God is the great giver of gifts. When we give things away in imitation of Him, we are learning how to become like Him. When we give things away with strings attached, we are becoming more and more like the devil, growing in the ways of manipulation.
We are in the shopping season for Christmas, and this is because it is a gigantic season for gift giving. And of course, much of it is a consumerist racket, with people in hot pursuit of Mammon and uninterested in celebrating the birth of the Christ child. Just because people are giving presents doesn’t make anything godly. In the Revelation, when God’s two witnesses were finally killed, the unbelieving world celebrated by giving presents (Rev. 11:10). So let us hear the caution against materialism in Christmas.
But most of us need to hear the caution in the other direction more. Our celebration of the Incarnation is a celebration of the great event when God Himself gave Himself to us as a material present. Jesus took on a material body. He was born of a woman, born under the law, and gave that body to us, doing it for us. And so Christmas must not be materialistic, but it must be material.

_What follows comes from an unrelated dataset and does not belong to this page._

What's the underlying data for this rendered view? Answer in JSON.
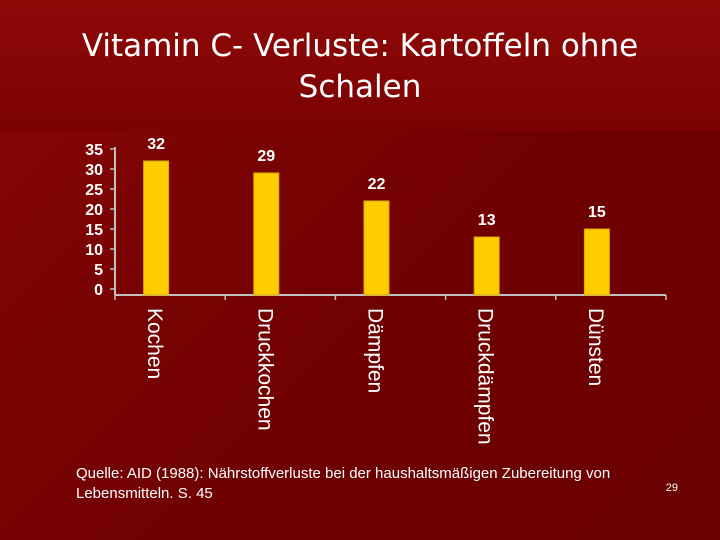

Remember that the White Witch is the one who asks all the responsible questions about sustainability. When she came across a feast characterized by waste and conspicuous consumption, she said this: “What is the meaning of all this gluttony, this waste, this self-indulgence?”
And it was Judas who put on the responsible long face when all that precious ointment was wasted on Jesus. “Then saith one of his disciples, Judas Iscariot, Simon’s son, which should betray him, Why was not this ointment sold for three hundred pence, and given to the poor?” (John 12:4–5). Judas was to betray Jesus, but it is to be noted that in this question, he was betraying Him already.
There is a ditch on both sides of the road. Take great care that you don’t flatter your own propensities by misjudging which ditch beckons you.